Jawaban Dara singkat, namun aku tetap tersenyum menatapnya, “Terlihat indah, Dara.”
Ia tak menjawab, melanjutkan kesibukannya mewarnai. Aku tahu, Daraku yang dulu tak akan berbuat begitu. Daraku yang dulu akan menghampiriku ke dapur dan menunjukkan karyanya dengan girang padaku.
Dari ruang keluarga, suara langkah kaki yang sungguh familiar terdengar. Ayah telah sampai. Dara selalu senang bila Ayahnya telah kembali dari bekerja. Dara akan berlari menghampirinya dan memeluknya selagi ia berkata ‘Ayah pulang!’.
Namun tidak. Tentu saja Daraku yang sekarang diam saja ketika Ayahnya memasuki dapur. Dara hanya menoleh, lalu kembali ke aktivitasnya semula.
Ayah yang baru datang tersenyum padaku dan berkata, “aku pulang.”

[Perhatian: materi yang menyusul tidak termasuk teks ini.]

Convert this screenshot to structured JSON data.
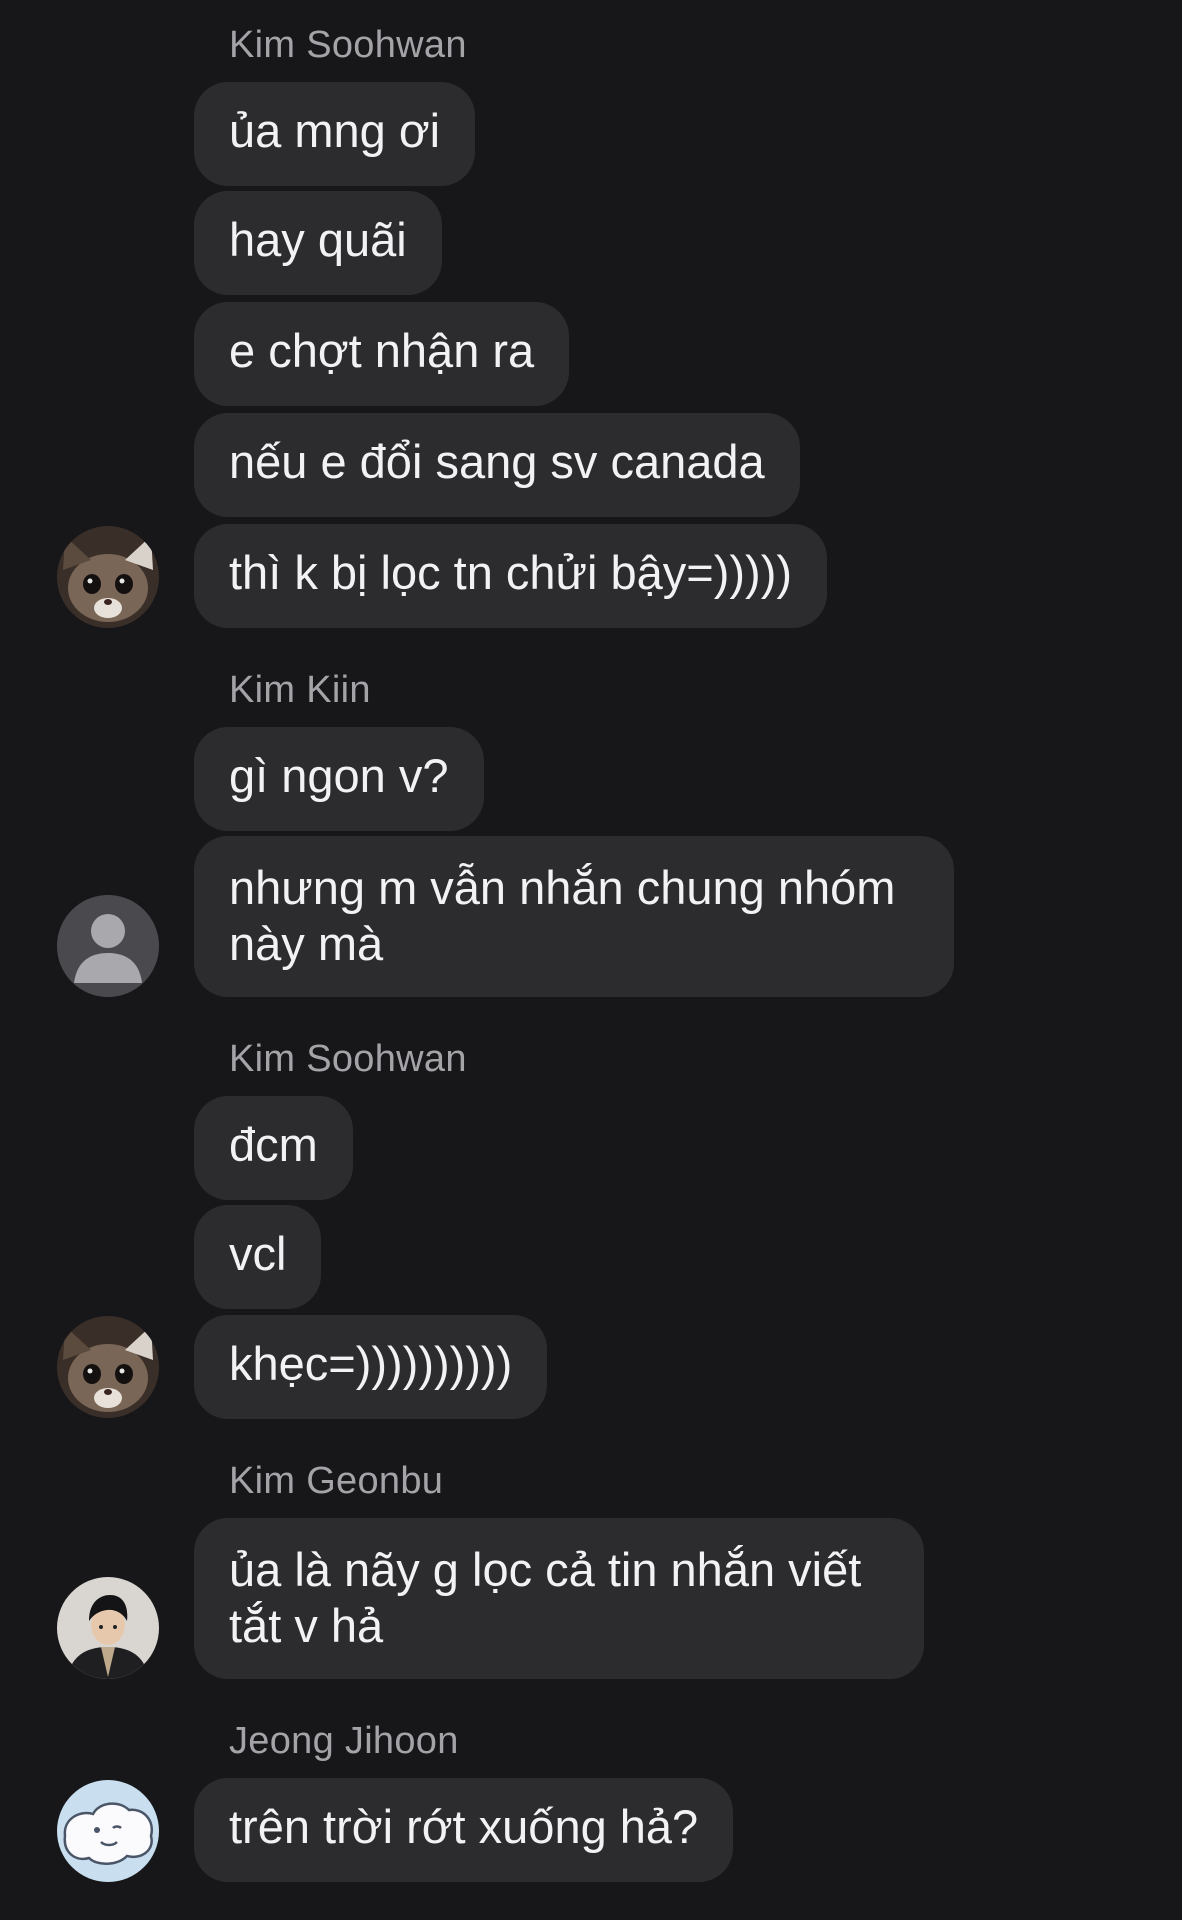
{
  "groups": [
    {
      "sender": "Kim Soohwan",
      "avatar_icon": "cat-avatar-icon",
      "messages": [
        "ủa mng ơi",
        "hay quãi",
        "e chợt nhận ra",
        "nếu e đổi sang sv canada",
        "thì k bị lọc tn chửi bậy=)))))"
      ]
    },
    {
      "sender": "Kim Kiin",
      "avatar_icon": "default-person-avatar-icon",
      "messages": [
        "gì ngon v?",
        "nhưng m vẫn nhắn chung nhóm này mà"
      ]
    },
    {
      "sender": "Kim Soohwan",
      "avatar_icon": "cat-avatar-icon",
      "messages": [
        "đcm",
        "vcl",
        "khẹc=))))))))))"
      ]
    },
    {
      "sender": "Kim Geonbu",
      "avatar_icon": "person-photo-avatar-icon",
      "messages": [
        "ủa là nãy g lọc cả tin nhắn viết tắt v hả"
      ]
    },
    {
      "sender": "Jeong Jihoon",
      "avatar_icon": "cloud-drawing-avatar-icon",
      "messages": [
        "trên trời rớt xuống hả?"
      ]
    }
  ],
  "colors": {
    "background": "#17171a",
    "bubble": "#2c2c2e",
    "bubble_text": "#f2f2f4",
    "sender_text": "#a3a3a8"
  }
}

Sungguh berbeda. Ia selalu menyebut dirinya Ayah bila Dara berada bersama kami.
Aku ikut tersenyum dan membalas, “Ibu siapkan makan malam, kita makan bersama ya?”
Aku berharap tak hanya Ayah yang membalas pertanyaanku itu, namun Dara juga. Tapi tentu saja Dara hanya terdiam.
“Baiklah, aku sudah tak sabar, makanan buatanmu selalu lezat,” jawab Ayah.
Ayah, dengan berbalut kemeja kantornya yang ia pakai hampir setiap hari, duduk di kursi meja makan. Aku pun dengan senyuman membawa tiga buah piring berisi makanan yang telah kumasak. Kuletakkan ketiga piring tersebut di meja tempat kami masing-masing duduk.
Ayah yang melihatnya menatapku dengan heran, “adakah tamu yang akan berkunjung untuk makan malam?”